Anna left the Big Three, as Dean was so fond of calling them, once they had promised up the kindness factor around Castiel-and-Jimmy and Meg had sullenly agreed to leave them alone. Trays stocked (Dean grabbed an extra plate of fries under Tessa's disapproving eyes), they went back to the table, where Castiel sat, straight as a statue, gazing ahead at nothing in particular. Dean slid the extra fries in front of him, earning a quizzical glance.
"I told you-"
"Maybe you don't need to eat, but Jimmy does," said Dean firmly. "I'm gonna go out on a limb and say you showed up to protect him, right?"
"How did you-"
"I'm a people person. So if you're protecting Jimmy, that includes feeding him. Take my word for it. I bet you're so shrimpy because you don't eat when you're at the wheel."
Castiel's brows met, but he surveyed the French fries with an evaluating eye. Chuck and Tessa exchanged a smile that Dean had come to recognize as their joint oh-yeah-this-is-why-we-hang-out-with-him smile. He appreciated it; he knew that despite Tessa's gentle scolding and Chuck's awkward, stuttering, hesitant reprimands, they thought he was freakin' awesome.

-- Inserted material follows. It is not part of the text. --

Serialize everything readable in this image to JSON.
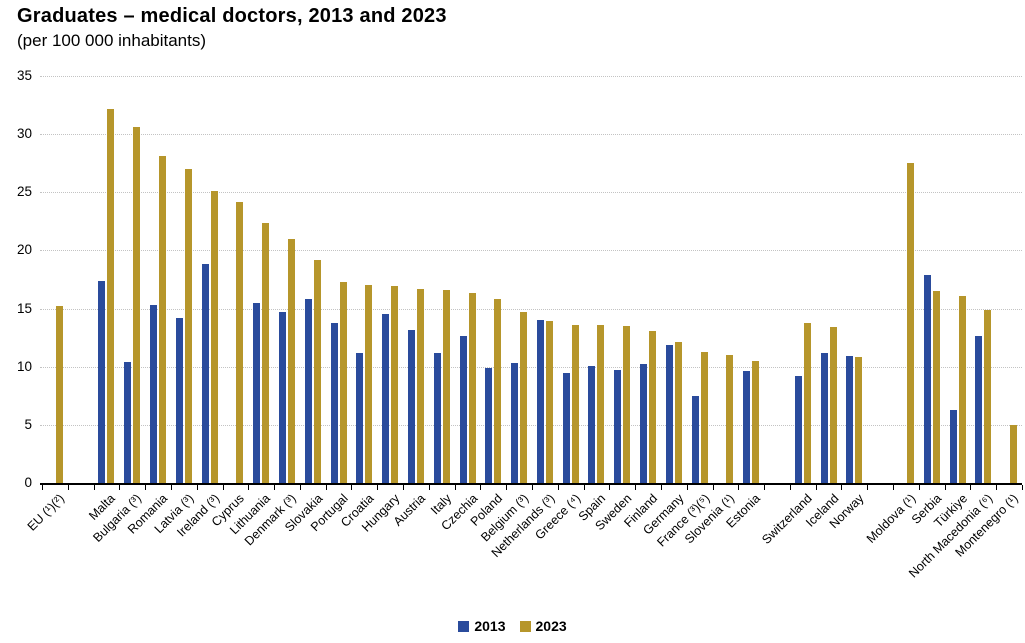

Despite Dean's thoughtful intervention, Castiel insisted that the fries were simply not appetizing and he had no idea why people ate, outside of simple survival. When the dinner hour was up, Uriel came to the table to show Castiel to his therapist's office, and the rest of them went back to their rooms for phone time. In other hospitals Dean had been stuck in, "phone hours" usually meant "standing in line for the pay phone to talk to one of five people you're allowed to call for fifteen minutes," but here, the phones were in the bedrooms and "phone hours" were just a formality, since you could technically use make a call any time you were in your room, so long as it was before ten o'clock. Dean had been institutionalized before, but since this time around it was long-term, Bobby had been kind enough to front the cash to put him in the Haven Center, a private facility, instead of sticking him in the state mental health system to rot. It was only because of Bobby that Dean was in a mental hospital instead of jail like his old man. He really owed Bobby a lot.

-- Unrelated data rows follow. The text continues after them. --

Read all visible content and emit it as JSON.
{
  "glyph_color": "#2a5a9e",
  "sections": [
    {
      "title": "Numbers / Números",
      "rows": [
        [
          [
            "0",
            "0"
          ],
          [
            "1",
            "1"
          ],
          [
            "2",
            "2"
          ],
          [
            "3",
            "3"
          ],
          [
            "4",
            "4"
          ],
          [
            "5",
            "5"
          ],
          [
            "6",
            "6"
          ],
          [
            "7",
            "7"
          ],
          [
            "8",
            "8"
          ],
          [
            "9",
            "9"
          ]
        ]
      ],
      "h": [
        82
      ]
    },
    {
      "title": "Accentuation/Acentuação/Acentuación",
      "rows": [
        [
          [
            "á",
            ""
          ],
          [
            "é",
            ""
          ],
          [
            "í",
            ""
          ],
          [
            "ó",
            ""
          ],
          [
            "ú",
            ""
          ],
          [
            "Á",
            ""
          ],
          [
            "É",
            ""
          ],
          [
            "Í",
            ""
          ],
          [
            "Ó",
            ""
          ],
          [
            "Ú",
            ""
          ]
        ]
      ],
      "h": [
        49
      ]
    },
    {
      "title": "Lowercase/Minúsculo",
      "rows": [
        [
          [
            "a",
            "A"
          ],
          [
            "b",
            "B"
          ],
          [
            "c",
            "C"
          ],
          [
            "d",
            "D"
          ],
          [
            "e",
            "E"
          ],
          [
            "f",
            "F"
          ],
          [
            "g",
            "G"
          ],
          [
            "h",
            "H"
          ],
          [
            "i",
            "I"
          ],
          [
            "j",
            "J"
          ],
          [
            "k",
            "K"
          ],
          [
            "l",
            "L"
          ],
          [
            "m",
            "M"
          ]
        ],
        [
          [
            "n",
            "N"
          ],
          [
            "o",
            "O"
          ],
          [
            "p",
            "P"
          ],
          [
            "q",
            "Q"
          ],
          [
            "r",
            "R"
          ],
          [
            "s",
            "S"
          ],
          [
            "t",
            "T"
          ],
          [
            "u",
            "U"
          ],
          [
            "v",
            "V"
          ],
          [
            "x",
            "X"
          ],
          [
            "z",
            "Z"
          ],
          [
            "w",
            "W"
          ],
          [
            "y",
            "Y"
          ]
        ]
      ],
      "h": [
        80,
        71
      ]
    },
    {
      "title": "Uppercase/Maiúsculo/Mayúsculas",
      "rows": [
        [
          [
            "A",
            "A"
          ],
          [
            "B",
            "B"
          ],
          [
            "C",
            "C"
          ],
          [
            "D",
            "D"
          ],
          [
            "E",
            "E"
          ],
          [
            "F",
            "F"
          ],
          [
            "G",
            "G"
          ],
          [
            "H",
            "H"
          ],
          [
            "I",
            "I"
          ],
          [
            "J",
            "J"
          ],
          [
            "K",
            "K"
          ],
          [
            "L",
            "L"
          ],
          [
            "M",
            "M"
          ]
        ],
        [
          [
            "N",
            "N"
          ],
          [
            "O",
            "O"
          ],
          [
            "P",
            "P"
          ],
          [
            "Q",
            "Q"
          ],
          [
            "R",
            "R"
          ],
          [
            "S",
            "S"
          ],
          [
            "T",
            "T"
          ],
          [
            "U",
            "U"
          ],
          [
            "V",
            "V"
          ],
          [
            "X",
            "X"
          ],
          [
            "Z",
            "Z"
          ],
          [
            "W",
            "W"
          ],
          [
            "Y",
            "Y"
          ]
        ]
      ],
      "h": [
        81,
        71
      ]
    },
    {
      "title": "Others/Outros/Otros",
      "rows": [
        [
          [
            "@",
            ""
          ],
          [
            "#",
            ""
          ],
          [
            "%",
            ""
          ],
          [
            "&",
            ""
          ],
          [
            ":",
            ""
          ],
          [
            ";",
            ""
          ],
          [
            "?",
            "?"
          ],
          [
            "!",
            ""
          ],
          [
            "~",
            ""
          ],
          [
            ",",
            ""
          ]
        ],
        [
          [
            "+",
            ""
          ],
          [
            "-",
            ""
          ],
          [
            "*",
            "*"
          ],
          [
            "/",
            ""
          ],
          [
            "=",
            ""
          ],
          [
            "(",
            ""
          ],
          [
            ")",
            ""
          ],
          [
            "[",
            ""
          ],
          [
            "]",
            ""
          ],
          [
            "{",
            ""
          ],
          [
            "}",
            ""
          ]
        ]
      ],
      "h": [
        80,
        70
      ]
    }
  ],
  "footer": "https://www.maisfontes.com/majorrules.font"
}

He came into his room and wondered who had put Castiel-and-Jimmy's things in it, because they just tossed on their bed helter-skelter. Dean would bet money it had been Uriel. Shrugging it off, he phoned Bobby, but the old man had gone somewhere and Dean left him a short message – I'm doing good, everything's fine, Sam's doing good, got a new roommate, call you tomorrow, hope you're well. That done, Dean settled on his own, unmade bed and read his battered copy of The Stand until Castiel came back from therapy, looking quite the opposite of content.
"Hey, Cas," said Dean, dog-earing his page (he had never been to the Lincoln Tunnel, but this particular scene always gave him the creeps). "Everything cool? Who's your shrink?"

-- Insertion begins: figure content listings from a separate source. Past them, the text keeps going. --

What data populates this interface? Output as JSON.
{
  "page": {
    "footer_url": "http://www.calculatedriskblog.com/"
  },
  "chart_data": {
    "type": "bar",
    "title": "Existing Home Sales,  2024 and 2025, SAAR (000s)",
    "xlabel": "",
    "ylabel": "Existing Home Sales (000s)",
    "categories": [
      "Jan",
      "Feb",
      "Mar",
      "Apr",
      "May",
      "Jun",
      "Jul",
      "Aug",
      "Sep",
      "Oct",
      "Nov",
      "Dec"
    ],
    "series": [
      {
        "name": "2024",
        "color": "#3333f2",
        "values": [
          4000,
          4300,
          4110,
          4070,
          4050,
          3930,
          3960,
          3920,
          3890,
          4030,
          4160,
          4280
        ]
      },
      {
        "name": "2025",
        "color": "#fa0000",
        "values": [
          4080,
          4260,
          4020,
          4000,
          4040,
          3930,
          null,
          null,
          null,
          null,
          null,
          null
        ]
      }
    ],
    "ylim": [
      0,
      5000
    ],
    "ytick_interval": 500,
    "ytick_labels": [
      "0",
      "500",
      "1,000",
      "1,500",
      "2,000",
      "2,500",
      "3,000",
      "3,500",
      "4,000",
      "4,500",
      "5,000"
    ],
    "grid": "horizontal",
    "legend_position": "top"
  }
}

"Dr. Alistair," replied Castiel. Dean winced.
"He's a jackass. And kind of a creep, the way he looks at you sometimes… what?" he added, noticing a look of what was almost desperation cross Castiel's face. It looked strange on his features, scribed clearly in his blue eyes.
"U-um…"
Dean did not have to be a therapist to realize that he was no longer speaking to Castiel.